Gainsbourg (vie héroïque) m’a laissé mitigé. Je ne suis vraiment pas fan des biopics et le film de Joann Sfar n’évite pas certains de ses écueils, notamment certaines scènes de l’enfance qui paraissent un peu lourdes et inutiles. Pourtant, ce serait de la mauvaise foi que de réduire ce film à un biopic. Son réalisateur affichait des ambitions plus importantes et il est vrai qu’il a réussi son pari, offrant non pas un film sur le Gainsbourg tel qu’il a été, mais sur le Gainsbourg tel que Joann Sfar le concevait. Projet passionnant, au moins sur le papier. Dans les faits, les inclusions fantastiques m’ont paru assez laides tandis que tout ce qui concernait directement l’artiste ne m’a pas passionné. Je dois confesser une ignorance quasiment totale de Gainsbourg, œuvre comme homme. Dès lors, ce film elliptique m’a laissé en général dans l’indifférence. Pourtant j’aurais aimé en savoir plus, notamment sur les scandales de ces paroles iconoclastes, mais à peine voit-on des militaires mécontents que la Marseillaise ait été parodiée par des Jamaïcains. J’ai été frustré de ne pas en savoir plus, mais il est vrai que l’on aurait alors eu un biopic traditionnel. Je crois qu’il faut s’intéresser à Gainsbourg, le connaître, connaître sa musique, pour vraiment apprécier Gainsbourg (vie héroïque). Faute de ces prérequis, je suis resté à l’extérieur du film de Joann Sfar.

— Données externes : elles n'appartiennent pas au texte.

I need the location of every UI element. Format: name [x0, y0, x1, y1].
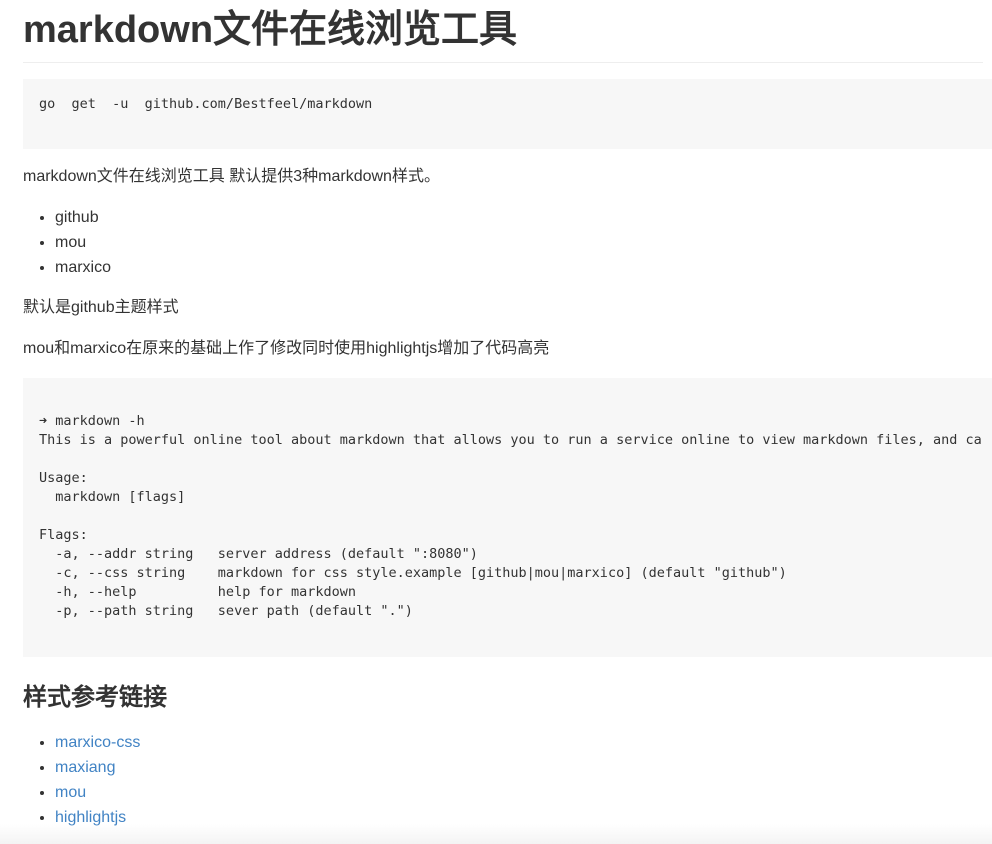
ref-list-item: maxiang: [55, 755, 992, 780]
bottom-edge-shadow: [0, 824, 992, 844]
link-mou[interactable]: mou: [55, 784, 86, 801]
intro-paragraph: markdown文件在线浏览工具 默认提供3种markdown样式。: [23, 168, 440, 185]
install-code-block: go get -u github.com/Bestfeel/markdown: [23, 79, 992, 149]
style-list-item-github: github: [55, 205, 992, 230]
refs-heading: 样式参考链接: [23, 684, 167, 711]
ref-list-item: marxico-css: [55, 730, 992, 755]
ref-list-item: mou: [55, 780, 992, 805]
style-list: github mou marxico: [23, 205, 992, 280]
modify-note-paragraph: mou和marxico在原来的基础上作了修改同时使用highlightjs增加了…: [23, 340, 550, 357]
markdown-page: markdown文件在线浏览工具 go get -u github.com/Be…: [23, 0, 992, 830]
page-title: markdown文件在线浏览工具: [23, 0, 983, 63]
style-list-item-marxico: marxico: [55, 255, 992, 280]
link-marxico-css[interactable]: marxico-css: [55, 734, 140, 751]
ref-link-list: marxico-css maxiang mou highlightjs: [23, 730, 992, 830]
style-list-item-mou: mou: [55, 230, 992, 255]
help-output-code-block: ➜ markdown -h This is a powerful online …: [23, 378, 992, 657]
default-theme-paragraph: 默认是github主题样式: [23, 299, 179, 316]
link-maxiang[interactable]: maxiang: [55, 759, 115, 776]
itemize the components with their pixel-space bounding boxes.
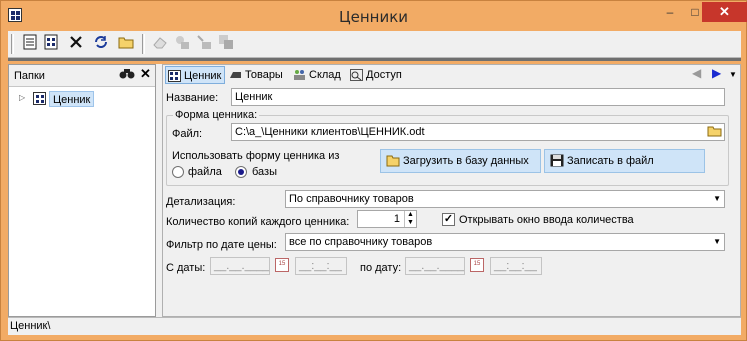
- card-icon: [168, 70, 181, 82]
- save-button-label: Записать в файл: [567, 155, 654, 167]
- dropdown-arrow-icon[interactable]: ▼: [729, 70, 737, 79]
- radio-base[interactable]: [235, 166, 247, 178]
- copies-label: Количество копий каждого ценника:: [166, 216, 350, 228]
- tab-warehouse[interactable]: Склад: [291, 66, 341, 84]
- load-to-db-button[interactable]: Загрузить в базу данных: [380, 149, 541, 173]
- delete-icon[interactable]: [66, 34, 86, 54]
- eraser-icon[interactable]: [150, 34, 170, 54]
- detail-label: Детализация:: [166, 196, 236, 208]
- tab-bar: Ценник Товары Склад Доступ ◀ ▶ ▼: [163, 65, 740, 85]
- stamp-icon[interactable]: [172, 34, 192, 54]
- close-button[interactable]: ✕: [702, 2, 747, 22]
- to-date-label: по дату:: [360, 262, 402, 274]
- tab-label: Склад: [309, 69, 341, 81]
- copy-icon[interactable]: [216, 34, 236, 54]
- name-input[interactable]: Ценник: [231, 88, 725, 106]
- toolbar-separator: [142, 34, 145, 54]
- folders-panel: Папки ✕ ▷ Ценник: [8, 64, 156, 317]
- open-qty-label: Открывать окно ввода количества: [459, 214, 634, 226]
- tools-icon[interactable]: [194, 34, 214, 54]
- spin-up-icon[interactable]: ▲: [404, 211, 416, 219]
- detail-value: По справочнику товаров: [289, 193, 414, 205]
- tab-label: Ценник: [184, 70, 222, 82]
- detail-select[interactable]: По справочнику товаров ▼: [285, 190, 725, 208]
- radio-file[interactable]: [172, 166, 184, 178]
- binoculars-icon[interactable]: [119, 67, 135, 82]
- toolbar-divider: [8, 58, 741, 61]
- group-title: Форма ценника:: [173, 109, 260, 121]
- load-button-label: Загрузить в базу данных: [403, 155, 529, 167]
- from-date-input[interactable]: __.__.____: [210, 257, 270, 275]
- people-icon: [294, 70, 305, 80]
- card-icon[interactable]: [41, 34, 61, 54]
- tab-access[interactable]: Доступ: [348, 66, 402, 84]
- radio-file-label: файла: [188, 166, 222, 178]
- window-title: Ценники: [338, 8, 409, 26]
- filter-value: все по справочнику товаров: [289, 236, 433, 248]
- file-path-value: C:\a_\Ценники клиентов\ЦЕННИК.odt: [235, 126, 425, 138]
- filter-label: Фильтр по дате цены:: [166, 239, 277, 251]
- minimize-button[interactable]: –: [656, 2, 684, 22]
- main-window: Ценники – □ ✕ Папки ✕ ▷ Ценник Ценник То…: [0, 0, 747, 341]
- radio-base-label: базы: [252, 166, 277, 178]
- iron-icon: [230, 72, 241, 78]
- toolbar: [8, 31, 741, 58]
- prev-arrow-icon[interactable]: ◀: [692, 66, 701, 80]
- status-text: Ценник\: [10, 320, 51, 332]
- floppy-icon: [550, 154, 564, 167]
- spin-down-icon[interactable]: ▼: [404, 219, 416, 227]
- expand-arrow-icon[interactable]: ▷: [19, 93, 25, 102]
- folders-panel-header: Папки ✕: [9, 65, 155, 87]
- folder-icon[interactable]: [707, 125, 722, 140]
- next-arrow-icon[interactable]: ▶: [712, 66, 721, 80]
- folder-icon: [386, 155, 400, 167]
- toolbar-grip[interactable]: [11, 34, 14, 54]
- copies-value: 1: [393, 213, 400, 225]
- chevron-down-icon[interactable]: ▼: [713, 191, 721, 207]
- access-icon: [350, 69, 363, 81]
- calendar-icon[interactable]: 15: [275, 258, 289, 272]
- pricetag-form-group: Форма ценника: Файл: C:\a_\Ценники клиен…: [166, 109, 729, 186]
- refresh-icon[interactable]: [91, 34, 111, 54]
- file-path-input[interactable]: C:\a_\Ценники клиентов\ЦЕННИК.odt: [231, 123, 725, 141]
- open-qty-checkbox[interactable]: ✓: [442, 213, 455, 226]
- calendar-icon[interactable]: 15: [470, 258, 484, 272]
- folder-icon[interactable]: [116, 34, 136, 54]
- close-icon[interactable]: ✕: [140, 66, 151, 82]
- file-label: Файл:: [172, 128, 203, 140]
- copies-stepper[interactable]: 1 ▲ ▼: [357, 210, 417, 228]
- to-date-input[interactable]: __.__.____: [405, 257, 465, 275]
- from-date-label: С даты:: [166, 262, 206, 274]
- tab-goods[interactable]: Товары: [227, 66, 283, 84]
- tab-label: Доступ: [366, 69, 402, 81]
- card-icon: [33, 92, 46, 105]
- tab-pricetag[interactable]: Ценник: [165, 66, 226, 84]
- title-bar: Ценники – □ ✕: [1, 1, 747, 31]
- from-time-input[interactable]: __:__:__: [295, 257, 347, 275]
- use-form-label: Использовать форму ценника из: [172, 150, 340, 162]
- save-to-file-button[interactable]: Записать в файл: [544, 149, 705, 173]
- filter-select[interactable]: все по справочнику товаров ▼: [285, 233, 725, 251]
- tab-label: Товары: [245, 69, 283, 81]
- to-time-input[interactable]: __:__:__: [490, 257, 542, 275]
- name-label: Название:: [166, 92, 219, 104]
- tree-item-label[interactable]: Ценник: [49, 91, 95, 107]
- doc-icon[interactable]: [20, 34, 40, 54]
- details-panel: Ценник Товары Склад Доступ ◀ ▶ ▼ Названи…: [162, 64, 741, 317]
- status-bar: Ценник\: [8, 317, 741, 335]
- tab-folders[interactable]: Папки: [11, 68, 48, 84]
- chevron-down-icon[interactable]: ▼: [713, 234, 721, 250]
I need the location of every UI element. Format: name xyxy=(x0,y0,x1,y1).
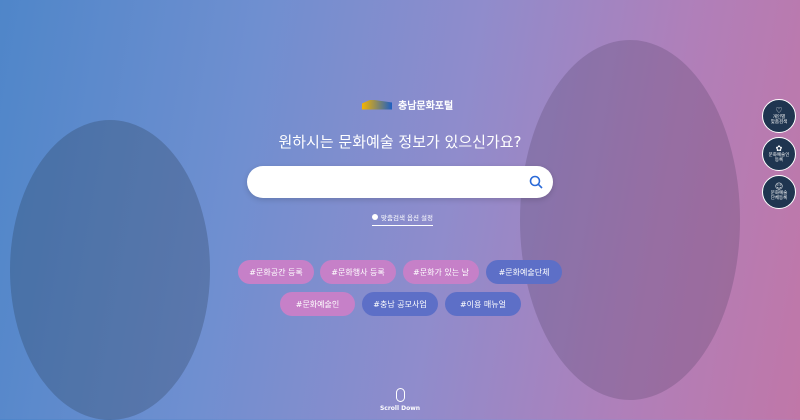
side-label: 등록 xyxy=(774,158,784,163)
tag-culture-day[interactable]: #문화가 있는 날 xyxy=(403,260,479,284)
search-option-link[interactable]: 맞춤검색 옵션 설정 xyxy=(372,212,433,226)
tag-arts-group[interactable]: #문화예술단체 xyxy=(486,260,562,284)
logo-mark-icon xyxy=(362,99,392,110)
side-label: 단체등록 xyxy=(770,196,788,201)
scroll-down-button[interactable]: Scroll Down xyxy=(370,388,430,412)
tag-culture-space[interactable]: #문화공간 등록 xyxy=(238,260,314,284)
search-heading: 원하시는 문화예술 정보가 있으신가요? xyxy=(278,133,522,151)
side-button-artist-register[interactable]: ✿ 문화예술인 등록 xyxy=(762,137,796,171)
tag-artist[interactable]: #문화예술인 xyxy=(280,292,355,316)
search-bar xyxy=(247,166,553,198)
tag-public-project[interactable]: #충남 공모사업 xyxy=(362,292,438,316)
scroll-label: Scroll Down xyxy=(379,405,421,412)
side-label: 맞춤검색 xyxy=(770,120,788,125)
group-icon: ☺ xyxy=(774,181,784,191)
film-reel-icon: ✿ xyxy=(775,143,783,153)
background-figure-left xyxy=(10,120,210,420)
gear-icon xyxy=(372,214,378,220)
background-figure-right xyxy=(520,40,740,400)
side-button-custom-search[interactable]: ♡ 개인별 맞춤검색 xyxy=(762,99,796,133)
mouse-icon xyxy=(395,388,405,402)
search-input[interactable] xyxy=(263,166,523,198)
logo[interactable]: 충남문화포털 xyxy=(362,97,453,112)
tag-user-manual[interactable]: #이용 매뉴얼 xyxy=(445,292,521,316)
search-icon[interactable] xyxy=(529,175,543,189)
tag-culture-event[interactable]: #문화행사 등록 xyxy=(320,260,396,284)
logo-text: 충남문화포털 xyxy=(398,101,454,112)
search-option-label: 맞춤검색 옵션 설정 xyxy=(381,214,433,222)
side-button-group-register[interactable]: ☺ 문화예술 단체등록 xyxy=(762,175,796,209)
heart-search-icon: ♡ xyxy=(775,105,783,115)
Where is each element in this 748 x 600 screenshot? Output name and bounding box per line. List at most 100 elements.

Je crois que ma théorie se tient. Alexandre a beaucoup aimé Gainsbourg (vie héroïque) et il fait aussi de Gainsbourg une « une icône adorée. » Nicolas a aussi apprécié, tandis que je rejoins l’avis de Thomas qui a su mettre mieux que moi les mots sur le problème du film, qui hésite trop entre le conte fantastique et le biopic traditionnel. Il est vrai qu’un choix plus franc vers le conte aurait été sans doute plus intéressant et moins frustrant pour qui ne connaît pas par cœur la vie de Gainsbourg.